I believe that bilinear is the default in PyTorch transforms (https://github.com/pytorch/vision/blob/master/torchvision/transforms/transforms.py#L182) and it seems this repository is using the default (https://github.com/cgnorthcutt/benchmarking-keras-pytorch/blob/master/imagenet_pytorch_get_predictions.py#L95). It's interesting to note the difference when using bicubic though.
I've also seen variation with different CUDA versions and other setup differences similar to what you're describing. I've seen, for example, a full percentage point drop when using OpenCV's implementation bilinear resizing, as compared to PIL. I was unaware, though, that there could be a full percentage point drop from such setup differences in this kind of more constrained setting (using PyTorch/CUDA/PIL). I found this especially worth highlighting since this repo's evaluation seems to be off by enough that densenet169 performs worse than ResNet-50 in my setup.
Edit: It's worth noting that many such differences due to subtle changes in preprocessing implementations can be eliminated (if need be for a production use case) by fine tuning with a low learning rate for several epochs
@ankmathur96 yeah, I noticed when I was doing my benchmarking in the past that most of the resnet/densenet models in torchvision were better with the default bilinear, but a number of the ported models, Inception variants, DPN, etc were doing better with bicubic.
Fine-tuning can definitely help with these sorts of issues if/when it matters. It's also worth noting that many of the default pretrained weights can pretty easily be surpassed by around 1% or more using different training schedules and augmentation techniques.
FWIW my densenet169 numbers are very close to this repo and less than my ResNet50 numbers @1 but better @5.

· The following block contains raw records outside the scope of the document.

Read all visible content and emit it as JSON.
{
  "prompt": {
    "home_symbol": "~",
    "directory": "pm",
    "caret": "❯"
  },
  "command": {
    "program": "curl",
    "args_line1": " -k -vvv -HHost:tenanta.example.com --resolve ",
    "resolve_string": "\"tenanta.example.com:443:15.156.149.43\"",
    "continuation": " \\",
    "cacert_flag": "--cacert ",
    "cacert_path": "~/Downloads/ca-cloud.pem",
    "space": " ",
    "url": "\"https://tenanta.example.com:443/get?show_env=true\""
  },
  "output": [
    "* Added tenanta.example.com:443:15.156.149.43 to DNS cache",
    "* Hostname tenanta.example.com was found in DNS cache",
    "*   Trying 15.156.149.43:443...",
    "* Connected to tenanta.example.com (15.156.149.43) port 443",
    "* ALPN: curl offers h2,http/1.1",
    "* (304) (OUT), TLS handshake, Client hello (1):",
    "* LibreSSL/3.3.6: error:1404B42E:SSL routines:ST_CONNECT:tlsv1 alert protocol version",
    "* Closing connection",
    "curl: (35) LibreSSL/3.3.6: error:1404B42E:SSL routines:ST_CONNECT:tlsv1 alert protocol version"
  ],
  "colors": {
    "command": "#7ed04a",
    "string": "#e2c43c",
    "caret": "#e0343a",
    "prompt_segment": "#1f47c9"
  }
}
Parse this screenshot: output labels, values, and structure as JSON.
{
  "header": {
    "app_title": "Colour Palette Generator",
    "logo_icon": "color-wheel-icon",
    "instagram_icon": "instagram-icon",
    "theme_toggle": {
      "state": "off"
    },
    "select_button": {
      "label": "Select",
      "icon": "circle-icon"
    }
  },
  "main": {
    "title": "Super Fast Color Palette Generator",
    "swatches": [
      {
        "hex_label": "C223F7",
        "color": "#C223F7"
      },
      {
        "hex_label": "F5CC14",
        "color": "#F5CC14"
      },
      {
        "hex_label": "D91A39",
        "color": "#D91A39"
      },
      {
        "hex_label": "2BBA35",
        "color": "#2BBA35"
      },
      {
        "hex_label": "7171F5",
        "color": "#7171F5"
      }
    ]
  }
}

I'm using Pillow-SIMD 5.3.0.post0
@ankmathur96 @rwightman Thanks for finding this. I agree its likely a PyTorch version / cuda version incompatibility. Did either of you find a fix? Feel free to send a Pull Request on https://github.com/cgnorthcutt/benchmarking-keras-pytorch/blob/master/imagenet_pytorch_get_predictions.py
@ankmathur96
I get 76.138% top-1 accuracy.
@rwightman
My ResNet50 number with PyTorch 1.0.1.post2 and CUDA 10: Prec@1 75.868, Prec@5 92.872 My old ResNet50 numbers with PyTorch (0.2.0.post1) and CUDA 9.x?: Prec@1 76.130, Prec@5 92.862
the difference between 75.868%
and 76.130%
(0.262%
difference) is not statistically significant with only 50,000
validation samples. Standard deviation of Binomial distribution with p=0.76
and n=50,000
is sqrt(.76*(1-.76)/50000)*100=0.19%
@ankmathur96
a full percentage point drop when using OpenCV's implementation bilinear resizing, as compared to PIL.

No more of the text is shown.